A few weeks ago, Jonathan Merritt wrote about forgiving Mark Driscoll and then several days ago about not celebrating his downfall.
I think that Merritt’s impulses are good ones. There’s nothing good about delighting in someone else’s suffering, even if self-inflicted. And it’s destructive to hold on to bitterness and to refuse to forgive.
Yet I don’t think that the responses Merritt suggests are appropriate.
Forgiveness is something that must take place between parties that have a relationship or some kind or share a covenant bond. It is up to Mars Hill Church members and staff to decide whether or not to forgive Driscoll. It isn’t up to me or Jonathan Merritt or anyone else who isn’t part of that church.
Further, the alternatives of whether or not to delight in my enemies’ calamity likewise confuse the situation. Mark Driscoll isn’t my enemy.

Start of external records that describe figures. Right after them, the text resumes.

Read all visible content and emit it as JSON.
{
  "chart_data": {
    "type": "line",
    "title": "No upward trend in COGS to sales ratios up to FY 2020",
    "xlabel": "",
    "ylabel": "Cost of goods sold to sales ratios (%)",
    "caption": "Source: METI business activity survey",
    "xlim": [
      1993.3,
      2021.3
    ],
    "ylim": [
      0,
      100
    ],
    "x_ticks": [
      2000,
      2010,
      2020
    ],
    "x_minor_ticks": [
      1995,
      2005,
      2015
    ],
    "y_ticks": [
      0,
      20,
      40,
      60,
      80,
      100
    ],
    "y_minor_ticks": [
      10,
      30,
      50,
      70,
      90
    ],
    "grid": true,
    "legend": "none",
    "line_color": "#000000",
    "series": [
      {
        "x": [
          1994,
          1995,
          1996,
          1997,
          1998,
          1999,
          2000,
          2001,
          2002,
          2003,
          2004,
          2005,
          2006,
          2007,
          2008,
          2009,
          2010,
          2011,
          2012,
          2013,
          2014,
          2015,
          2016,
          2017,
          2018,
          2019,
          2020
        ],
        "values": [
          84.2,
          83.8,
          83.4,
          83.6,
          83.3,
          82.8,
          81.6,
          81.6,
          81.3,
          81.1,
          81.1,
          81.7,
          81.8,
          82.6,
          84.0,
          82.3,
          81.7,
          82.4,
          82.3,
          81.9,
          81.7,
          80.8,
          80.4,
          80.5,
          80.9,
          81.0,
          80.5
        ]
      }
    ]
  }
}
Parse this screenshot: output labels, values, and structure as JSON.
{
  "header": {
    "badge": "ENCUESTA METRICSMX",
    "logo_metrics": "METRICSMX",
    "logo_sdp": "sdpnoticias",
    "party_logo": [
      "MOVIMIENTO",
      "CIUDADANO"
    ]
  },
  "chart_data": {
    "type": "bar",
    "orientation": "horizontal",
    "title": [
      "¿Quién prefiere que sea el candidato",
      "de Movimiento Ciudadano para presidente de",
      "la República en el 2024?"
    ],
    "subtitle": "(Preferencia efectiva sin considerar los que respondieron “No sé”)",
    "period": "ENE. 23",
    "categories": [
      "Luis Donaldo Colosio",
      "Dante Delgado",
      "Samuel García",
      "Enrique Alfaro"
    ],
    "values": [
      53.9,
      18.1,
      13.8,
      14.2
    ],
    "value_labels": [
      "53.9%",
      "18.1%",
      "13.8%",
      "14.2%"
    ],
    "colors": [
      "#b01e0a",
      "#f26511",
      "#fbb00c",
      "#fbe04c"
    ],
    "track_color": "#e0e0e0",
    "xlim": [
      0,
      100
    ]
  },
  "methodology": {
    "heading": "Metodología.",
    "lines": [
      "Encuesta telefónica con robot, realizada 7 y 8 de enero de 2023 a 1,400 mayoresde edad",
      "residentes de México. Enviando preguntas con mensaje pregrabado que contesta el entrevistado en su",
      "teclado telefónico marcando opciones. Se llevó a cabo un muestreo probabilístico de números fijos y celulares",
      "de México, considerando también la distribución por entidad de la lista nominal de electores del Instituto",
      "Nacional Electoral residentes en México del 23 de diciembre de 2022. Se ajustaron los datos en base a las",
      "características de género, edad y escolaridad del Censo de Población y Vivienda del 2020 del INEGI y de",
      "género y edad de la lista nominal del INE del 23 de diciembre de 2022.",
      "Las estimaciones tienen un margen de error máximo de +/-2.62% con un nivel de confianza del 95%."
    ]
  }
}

He isn’t anything to me other than a well-known media figure in Seattle.
I think that a more appropriate biblical response to much of what has happened is found in Proverbs where the young person is urged to observe and to learn. “Critically examine and observe carefully what happens when a person behaves like this.” “Take note of the lazy person and see how he has nothing to eat in times of need.” “Look at the ant and learn from how it stores up for when there is nothing.” “Identify the angry man and do not associate with him. Those who hang around him become angry, too.”
The father in Proverbs exhorts his son to develop wisdom by clear-eyed observation of life. He teaches him to sharpen his skills in critical analysis, taking note of what happens to people who act honorably and dishonorably, people who are generous and those who are stingy. How do things go for them? How might it have been otherwise?
Watch carefully and learn.
Without having destructively critical spirits, we can critically examine the dynamics of the situation and learn from what we see. We can quietly but closely observe how Mark Driscoll’s behavior and speech has affected others and learn from the consequences.
What happens over the short term and long term to people (ministry leaders and pastors) who act like Mark Driscoll did? What are the dynamics of the celebrity pastor and the high profile ministry? Is it inevitable that they are internally destructive while outwardly impressive?
I think Merritt’s motives are right for commending forgiveness and rebuking a self-assured and smugly celebratory spirit. But the postures that Merritt suggests are misguided. To follow them would be to miss a good opportunity to learn.
I won’t be exulting in Mark Driscoll’s trouble nor do I need to forgive him. But I’ll quietly watch and store away some lessons from what I see.